Last year “was obviously a challenging year for the truck business,” Kevin Flaherty, Mack Trucks Inc.’s senior vice president of sales, told TT.

“The combination of the freight recession, the severe downturn in the construction and housing markets, and the ongoing effects of the financial crisis all reduced demand for new trucks to levels not seen in at least a generation,” Flaherty said.

Original equipment makers sold 11,537 Class 8 trucks in December, down 9.5% from the 12,747 they sold in December 2008, Ward’s said in its Jan. 13 report.

The industry sold 94,798 Class 8s in all of 2009, compared with 133,473 trucks in 2008. It was the third consecutive year of deep sales drops, Ward’s data showed.

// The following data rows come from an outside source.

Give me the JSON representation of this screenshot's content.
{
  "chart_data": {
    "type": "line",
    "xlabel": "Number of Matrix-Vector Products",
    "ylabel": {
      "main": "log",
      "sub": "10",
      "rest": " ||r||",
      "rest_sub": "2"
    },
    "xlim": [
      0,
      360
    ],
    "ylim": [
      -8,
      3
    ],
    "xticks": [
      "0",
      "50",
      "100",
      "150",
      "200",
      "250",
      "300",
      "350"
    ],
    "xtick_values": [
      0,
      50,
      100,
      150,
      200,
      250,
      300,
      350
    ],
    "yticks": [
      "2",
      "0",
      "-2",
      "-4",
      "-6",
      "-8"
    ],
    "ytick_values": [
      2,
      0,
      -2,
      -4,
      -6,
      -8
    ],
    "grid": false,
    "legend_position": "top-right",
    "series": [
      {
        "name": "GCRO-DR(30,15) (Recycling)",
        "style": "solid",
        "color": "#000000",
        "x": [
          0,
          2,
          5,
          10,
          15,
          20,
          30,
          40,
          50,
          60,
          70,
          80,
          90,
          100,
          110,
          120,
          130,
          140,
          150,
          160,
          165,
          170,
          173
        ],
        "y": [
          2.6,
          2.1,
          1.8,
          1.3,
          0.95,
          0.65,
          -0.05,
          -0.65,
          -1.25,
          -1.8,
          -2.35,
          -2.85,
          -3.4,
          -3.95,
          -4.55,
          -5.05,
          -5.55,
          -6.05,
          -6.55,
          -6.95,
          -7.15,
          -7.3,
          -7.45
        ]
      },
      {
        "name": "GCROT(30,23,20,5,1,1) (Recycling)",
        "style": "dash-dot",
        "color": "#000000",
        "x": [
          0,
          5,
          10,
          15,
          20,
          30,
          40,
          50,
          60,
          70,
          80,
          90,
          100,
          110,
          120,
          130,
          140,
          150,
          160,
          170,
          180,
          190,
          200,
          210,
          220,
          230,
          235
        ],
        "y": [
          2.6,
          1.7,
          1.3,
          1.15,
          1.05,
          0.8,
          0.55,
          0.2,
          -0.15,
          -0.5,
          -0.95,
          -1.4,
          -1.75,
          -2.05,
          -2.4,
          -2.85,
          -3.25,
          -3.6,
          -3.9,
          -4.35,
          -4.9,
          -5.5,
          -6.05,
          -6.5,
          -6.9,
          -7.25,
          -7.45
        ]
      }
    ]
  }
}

Paul Zajac, industry data manager at Ward’s, told TT that the 2009 total Class 8 sales were the lowest figure that Ward’s recorded for the United States since 1983, when it reported 81,647 sales.

New truck dealers said they saw a slight increase in sales toward the end of 2009 but expected little improvement in 2010, despite an increase in orders.

ACT Research said Jan. 18 that net orders for heavy-duty commercial vehicles rose to 11,919 units in December, up 37% from December 2008.

“Truck sales are not good. . . . It is like someone turned off the light,” Duane Kyrish, general manager of Longhorn International Trucks, Austin, Texas, told TT.

“We did see two things happen in late ’09,” Jim Lagana, general manager at McDevitt Trucks Inc., Manchester, N.H., told TT. “In October, a burst of ordering activity from owners trying . . . to beat 2010 price increases, and in December, a burst of purchasing activity, both for tax reasons and to beat 2010 prices.”

Some manufacturers said they were optimistic about an upturn.

“We think this business is going to recover quickly,” Jack Allen, North American Truck Group president for Navistar Inc., told an investors’ meeting at the company’s Engine Group headquarters in Melrose Park, Ill.

Allen said that Navistar, which makes International trucks, sees freight rates and freight levels flattening out.

“We think that’s good,” Allen said.

Daniel Ustian, Navistar’s chairman and chief executive officer, told investors Navistar recorded a 5% to 10% increase in truck sales in 2010, “especially on the heavy side . . . and back-ended,” with sales picking up the most in the last quarter of Navistar’s fiscal year, which ends Oct. 31.

Volvo Trucks used the downturn to prepare for the coming upturn by increasing our efficiency and ability to respond to customer needs,” Scott Kress, senior vice president of sales and marketing, told TT.

Daimler Trucks North America and Paccar Inc. did not comment on their sales.

Among the eight major OEMs, Navistar’s International brand was the market-share leader for 2009 but second for December behind Freightliner, which was in second place for the year. Navistar and Freightliner each increased market share for the year, gaining 3.7 and 1.9 points, respectively.

Peterbilt Motors lost 0.2 percentage point of market share, year-to-year, while Kenworth Trucks, its Paccar Inc. stable mate, gained 0.4%.

The two biggest share losers were Sterling Trucks, which stopped production in March, and Volvo Trucks North America, which lost 2.3 points for the year. Its sister company Mack Trucks lost 0.8 point.

Daimler’s Western Star unit, the smallest heavy truck maker, lost 0.2 point.